Лекарка снова положила руки на стол, сцепив пальцы, и заговорила, глядя прямо перед собой, в темноту:
– Не знаю, не дано. Светлые боги разделили людей пополам не для того, чтобы обе половинки во всем одинаковыми были. Есть многое в нас, чего они никогда не поймут, и есть нечто в них, для нас непостижимое. Казалось бы, ну что там может быть такого? Злые, грубые, чувствами обделены, самовлюбленные – только себя видят и слышат, простые, как чурки деревянные, а поди ж ты, не понять! Иной разумом тяжел, как наковальня, мыслями и делами прямой, как бревно, а вдруг так просветлеет, таким понимающим и чувствующим сделается – чуть не в Ирий тебя вознесет… а потом опять – козел козлом. И что с ним делать? Ты видела, как они по праздникам стенка на стенку ходят? Глядеть тошно: у одного нос набок свернут, у другого глаз заплыл, у третьего зубов недочет, а на мордах восторг, чуть не в пляс пускаются! Это можно понять? С железом убойным тетешкаются, как с дитем, а оно… оно им любовью отвечает! Железо смертельное! Это возможно постигнуть? Порой глянешь – сущий петух в курятнике: всех холопок перетоптал, чуть ли не на каждую бабу маслеными глазами пялится, а жену любит! По-настоящему, без притворства! В это можно поверить?
– Но, мам… ты же их лечишь. И не только тела… и я уже умею.
– Мы знаем, хоть и не понимаем. Знаем. Или чувствуем. Ты вот понимаешь, почему на них так твой лекарский голос действует? Знаешь, что действует, чувствуешь, как они отзываются, подчиняются… А причины понимаешь? Но мы-то хоть знаем, а они и знать о нас ничего не хотят, кроме одного… Кобели.
– Минька не кобель…
– Угу. У каждой из нас хотя бы один «не кобель» есть, только он потом вдруг козлом оказывается… или хряком.
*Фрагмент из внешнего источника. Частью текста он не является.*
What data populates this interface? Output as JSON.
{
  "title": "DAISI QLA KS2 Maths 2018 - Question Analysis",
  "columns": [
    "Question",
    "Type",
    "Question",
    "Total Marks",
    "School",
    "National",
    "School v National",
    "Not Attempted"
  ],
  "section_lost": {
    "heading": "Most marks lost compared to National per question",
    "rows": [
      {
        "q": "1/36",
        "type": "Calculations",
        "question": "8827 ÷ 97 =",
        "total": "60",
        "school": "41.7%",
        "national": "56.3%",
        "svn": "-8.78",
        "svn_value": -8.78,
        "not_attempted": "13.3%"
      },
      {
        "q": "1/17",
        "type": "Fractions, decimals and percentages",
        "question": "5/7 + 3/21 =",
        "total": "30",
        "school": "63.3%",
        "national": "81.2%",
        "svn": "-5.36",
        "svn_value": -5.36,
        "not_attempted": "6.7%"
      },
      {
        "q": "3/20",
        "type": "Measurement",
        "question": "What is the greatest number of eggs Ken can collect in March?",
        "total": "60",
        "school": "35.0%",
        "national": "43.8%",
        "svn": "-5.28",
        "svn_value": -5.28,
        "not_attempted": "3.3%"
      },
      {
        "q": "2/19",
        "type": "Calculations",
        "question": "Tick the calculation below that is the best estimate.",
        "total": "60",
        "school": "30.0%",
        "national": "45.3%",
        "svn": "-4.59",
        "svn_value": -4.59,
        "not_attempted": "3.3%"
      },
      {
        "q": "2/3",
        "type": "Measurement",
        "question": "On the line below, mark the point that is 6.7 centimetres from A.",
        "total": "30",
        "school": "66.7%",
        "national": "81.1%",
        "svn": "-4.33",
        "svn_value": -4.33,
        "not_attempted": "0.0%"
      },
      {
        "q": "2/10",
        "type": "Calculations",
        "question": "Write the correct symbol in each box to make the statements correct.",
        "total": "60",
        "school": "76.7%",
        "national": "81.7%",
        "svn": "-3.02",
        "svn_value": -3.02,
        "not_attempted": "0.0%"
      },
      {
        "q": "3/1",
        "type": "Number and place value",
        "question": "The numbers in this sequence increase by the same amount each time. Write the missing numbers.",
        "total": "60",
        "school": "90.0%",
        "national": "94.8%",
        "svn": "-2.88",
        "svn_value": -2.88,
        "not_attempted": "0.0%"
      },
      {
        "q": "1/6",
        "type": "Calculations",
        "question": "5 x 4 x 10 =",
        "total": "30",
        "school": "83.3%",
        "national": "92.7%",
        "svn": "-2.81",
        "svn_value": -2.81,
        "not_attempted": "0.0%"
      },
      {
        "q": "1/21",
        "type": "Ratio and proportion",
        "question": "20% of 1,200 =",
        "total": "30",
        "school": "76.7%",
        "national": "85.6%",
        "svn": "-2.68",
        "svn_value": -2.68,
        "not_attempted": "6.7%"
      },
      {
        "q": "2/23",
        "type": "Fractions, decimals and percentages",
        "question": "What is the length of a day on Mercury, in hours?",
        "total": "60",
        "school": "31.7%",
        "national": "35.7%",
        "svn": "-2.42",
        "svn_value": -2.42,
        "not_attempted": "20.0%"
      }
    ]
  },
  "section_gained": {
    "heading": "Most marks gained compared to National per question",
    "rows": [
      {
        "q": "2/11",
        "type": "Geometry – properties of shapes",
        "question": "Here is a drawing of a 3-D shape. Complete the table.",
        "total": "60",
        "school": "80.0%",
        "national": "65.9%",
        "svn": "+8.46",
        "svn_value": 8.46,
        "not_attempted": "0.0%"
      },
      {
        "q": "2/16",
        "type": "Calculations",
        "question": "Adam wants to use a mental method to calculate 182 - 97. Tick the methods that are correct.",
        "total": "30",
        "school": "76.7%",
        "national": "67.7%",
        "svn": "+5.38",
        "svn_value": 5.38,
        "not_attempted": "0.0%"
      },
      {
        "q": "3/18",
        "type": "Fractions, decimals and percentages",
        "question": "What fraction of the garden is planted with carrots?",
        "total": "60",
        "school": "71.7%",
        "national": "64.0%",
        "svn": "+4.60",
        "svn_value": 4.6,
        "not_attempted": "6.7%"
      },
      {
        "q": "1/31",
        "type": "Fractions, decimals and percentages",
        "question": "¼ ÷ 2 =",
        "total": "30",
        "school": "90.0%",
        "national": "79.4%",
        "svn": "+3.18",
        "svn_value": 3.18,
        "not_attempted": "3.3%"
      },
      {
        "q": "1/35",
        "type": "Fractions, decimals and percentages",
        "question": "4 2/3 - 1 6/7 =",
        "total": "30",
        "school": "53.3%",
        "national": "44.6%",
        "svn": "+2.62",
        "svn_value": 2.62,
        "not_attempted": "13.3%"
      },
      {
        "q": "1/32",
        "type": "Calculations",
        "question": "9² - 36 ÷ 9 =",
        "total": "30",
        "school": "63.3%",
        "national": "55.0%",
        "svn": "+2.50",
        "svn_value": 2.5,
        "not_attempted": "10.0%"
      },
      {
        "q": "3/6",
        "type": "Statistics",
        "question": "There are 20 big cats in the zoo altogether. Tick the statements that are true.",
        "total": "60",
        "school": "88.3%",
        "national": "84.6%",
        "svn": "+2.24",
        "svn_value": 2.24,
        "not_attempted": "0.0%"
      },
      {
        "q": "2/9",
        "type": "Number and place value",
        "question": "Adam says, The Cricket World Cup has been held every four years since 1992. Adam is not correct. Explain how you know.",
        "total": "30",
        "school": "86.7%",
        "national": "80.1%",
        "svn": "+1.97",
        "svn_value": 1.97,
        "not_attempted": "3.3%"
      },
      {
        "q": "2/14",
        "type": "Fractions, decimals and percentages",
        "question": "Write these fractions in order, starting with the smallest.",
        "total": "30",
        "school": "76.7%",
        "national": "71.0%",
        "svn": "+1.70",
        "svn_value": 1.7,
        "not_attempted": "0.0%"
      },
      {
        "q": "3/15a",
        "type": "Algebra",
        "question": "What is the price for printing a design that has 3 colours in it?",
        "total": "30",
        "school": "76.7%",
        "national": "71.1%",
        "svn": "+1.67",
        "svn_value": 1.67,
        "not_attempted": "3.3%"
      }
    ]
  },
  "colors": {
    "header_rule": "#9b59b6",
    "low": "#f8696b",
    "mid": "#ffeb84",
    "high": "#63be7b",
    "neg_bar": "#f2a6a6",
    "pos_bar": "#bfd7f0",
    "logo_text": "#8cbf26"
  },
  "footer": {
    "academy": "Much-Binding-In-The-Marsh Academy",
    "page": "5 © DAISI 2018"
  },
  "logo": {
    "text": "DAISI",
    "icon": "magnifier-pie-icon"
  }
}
– А ведь ты их боишься, мама. Ни разу не сказала «муж» или «мужчина», все время: «они», «иной», «козел», «кобель»…
– Боюсь, доченька. – Настена шумно вздохнула и продолжила говорить, все так же глядя куда-то в темноту. – В каждом из них зверь дремлет. Чутко, в любой миг вскинуться готовый. Хороший воевода умеет этих зверей, когда надо, пробудить всех разом. И тогда – победа, и убитых почти нет. Но не попусти светлые боги этим зверям в обыденной жизни пробудиться. Если у одного или нескольких – еще ничего, справиться можно, но если у многих…
Настена замолкла, Юлька тоже сидела, не шевелясь и не издавая ни звука, было понятно, что мать вспомнила толпу, в которой зверей пробудил не воевода, а поп. Затянувшуюся паузу прервал звук удара ладонью по столу и не то злой, не то досадливый голос матери:
– И убить-то этого зверя нельзя! Знаю способ, почти любая баба это сделать способна, но нельзя! Лишился зверя внутри – не муж! Рохля, размазня, скотина тупая и ленивая. И изменить зверя тоже нельзя, потому что и без того больше чем у половины уроды внутри. У того же Лукашика сущий глухарь – поет, ничего вокруг не слышит и не видит. Только глухарь раз в год токует, а Лукашик все время. А есть такие… Тьфу, даже говорить неохота!